W oświadczeniu opublikowanym w mediach społecznościowych grupa opisała te incydenty jako “operacje psychologiczne” mające na celu zastraszenie konwoju.
“Eksplozje, niezidentyfikowane drony i zakłócenia komunikacyjne. Jesteśmy świadkami tych operacji psychologicznych na własne oczy, ale nie damy się zastraszyć” – poinformowała flotylla.
“Skala działań, do jakich posuwają się Izrael i jego sojusznicy, aby przedłużać horror głodu i ludobójstwa w Gazie, jest przerażająca. Ale nasza determinacja jest silniejsza niż kiedykolwiek. Te taktyki nas nie powstrzymają przed dostarczeniem pomocy do Gazy i przełamaniem nielegalnej blokady. Każda próba zastraszenia nas tylko wzmacnia nasze zaangażowanie. Nie zostaniemy uciszeni. Będziemy płynąć dalej.”
Grupa poinformowała, że flotylla obecnie działa na wodach międzynarodowych w ramach misji humanitarnej.
“Zaobserwowano dziesiątki dronów w tym rejonie. Dwa statki żaglowe zostały zaatakowane przez drona, ale możemy potwierdzić, że wszyscy są bezpieczni i nikt nie został ranny. W tej chwili doświadczamy zakłóceń komunikacyjnych, które mogą wpłynąć na naszą zdolność do koordynacji i reagowania” – dodano.

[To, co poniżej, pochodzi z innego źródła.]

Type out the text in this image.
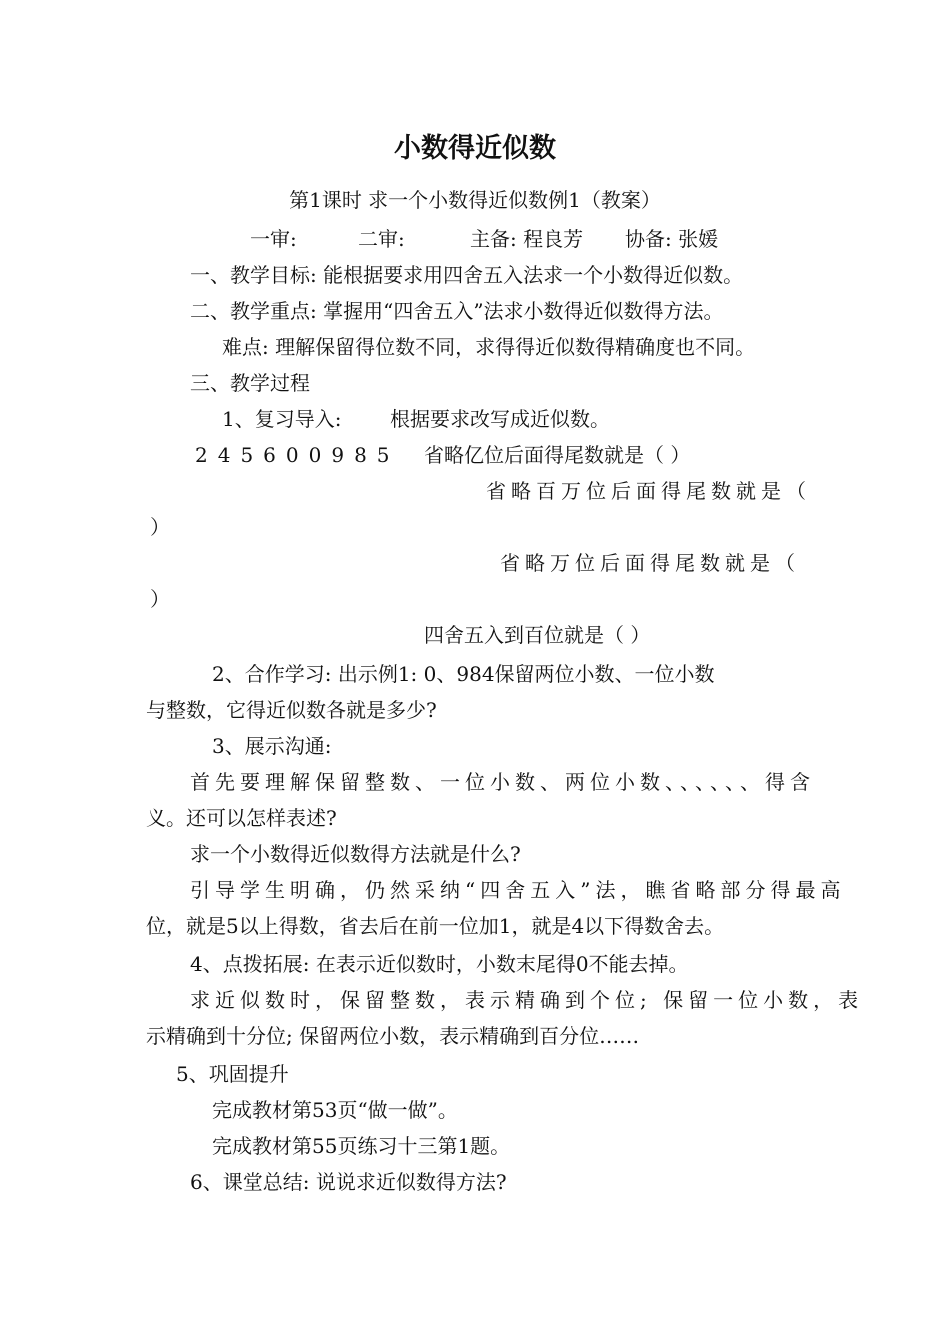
小数得近似数
第1课时 求一个小数得近似数例1（教案）
一审:	二审:	主备: 程良芳 协备: 张媛
一、教学目标: 能根据要求用四舍五入法求一个小数得近似数。
二、教学重点: 掌握用“四舍五入”法求小数得近似数得方法。
难点: 理解保留得位数不同，求得得近似数得精确度也不同。
三、教学过程
1、复习导入: 根据要求改写成近似数。
245600985 省略亿位后面得尾数就是（ ）
省略百万位后面得尾数就是（
）
省略万位后面得尾数就是（
）
四舍五入到百位就是（ ）
2、合作学习: 出示例1: 0、984保留两位小数、一位小数
与整数，它得近似数各就是多少?
3、展示沟通:
首先要理解保留整数、一位小数、两位小数、、、、、、得含
义。还可以怎样表述?
求一个小数得近似数得方法就是什么?
引导学生明确，仍然采纳“四舍五入”法，瞧省略部分得最高
位，就是5以上得数，省去后在前一位加1，就是4以下得数舍去。
4、点拨拓展: 在表示近似数时，小数末尾得0不能去掉。
求近似数时，保留整数，表示精确到个位; 保留一位小数，表
示精确到十分位; 保留两位小数，表示精确到百分位……
5、巩固提升
完成教材第53页“做一做”。
完成教材第55页练习十三第1题。
6、课堂总结: 说说求近似数得方法?
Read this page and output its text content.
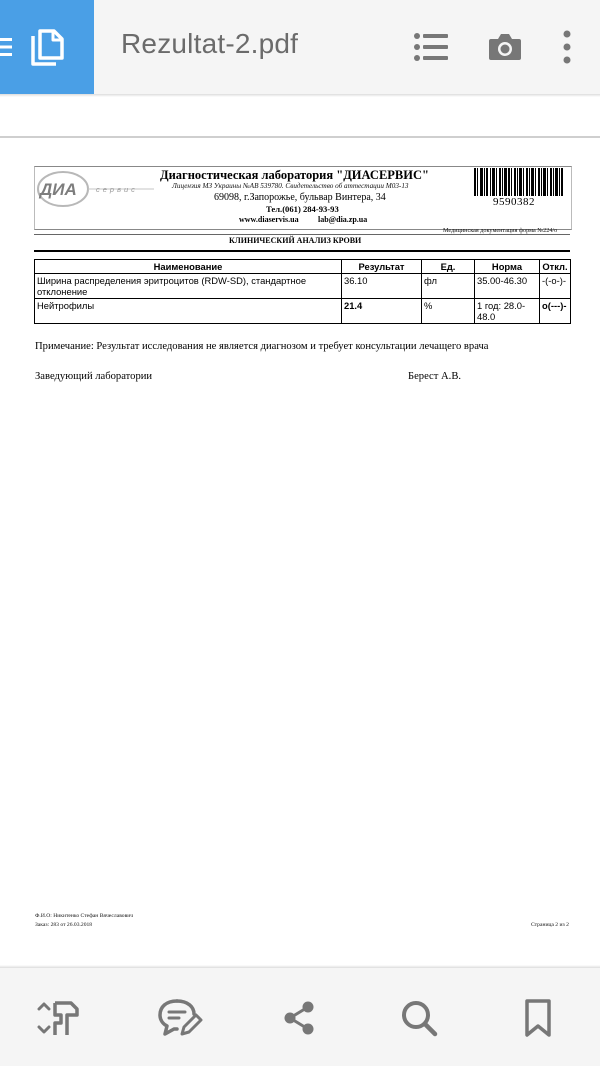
Rezultat-2.pdf
ДИА	сервис
Диагностическая лаборатория "ДИАСЕРВИС"
Лицензия МЗ Украины №АВ 539780. Свидетельство об аттестации М03-13
69098, г.Запорожье, бульвар Винтера, 34
Тел.(061) 284-93-93
www.diaservis.ua lab@dia.zp.ua
9590382
Медицинская документация форма №224/о
КЛИНИЧЕСКИЙ АНАЛИЗ КРОВИ
Наименование	Результат	Ед.	Норма	Откл.
Ширина распределения эритроцитов (RDW-SD), стандартное отклонение	36.10	фл	35.00-46.30	-(-o-)-
Нейтрофилы	21.4	%	1 год: 28.0-48.0	o(---)-
Примечание: Результат исследования не является диагнозом и требует консультации лечащего врача
Заведующий лаборатории	Берест А.В.
Ф.И.О: Никитенко Стефан Вячеславович
Заказ: 283 от 26.03.2018	Страница 2 из 2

Ostatnie oświadczenie pojawiło się po wcześniejszych doniesieniach flotylii, że ponad 15 dronów latało na niskiej wysokości nad jednym z jej statków, Almą, przez kilka godzin w poniedziałek.
Grupa poinformowała, że drony pojawiały się “mniej więcej co 10 minut” i prawdopodobnie miały na celu zbieranie informacji wywiadowczych oraz zastraszenie załogi.
Przełamać blokadę
Konwój, składający się z dziesiątek łodzi przewożących pomoc humanitarną, zmierza do palestyńskiej Gazy, aby zakwestionować nielegalną blokadę Izraela, którą organizacje praw człowieka i ONZ określają jako formę zbiorowej kary.
Global Flotylla Sumud została zorganizowana przez międzynarodowych aktywistów, w tym pracowników organizacji pomocowych i działaczy, którzy twierdzą, że ich działania są pokojową próbą zwrócenia uwagi na sytuację humanitarną w Gazie.
Władze izraelskie nie skomentowały publicznie flotylii ani doniesień o dronach, eksplozjach czy zakłóceniach komunikacyjnych.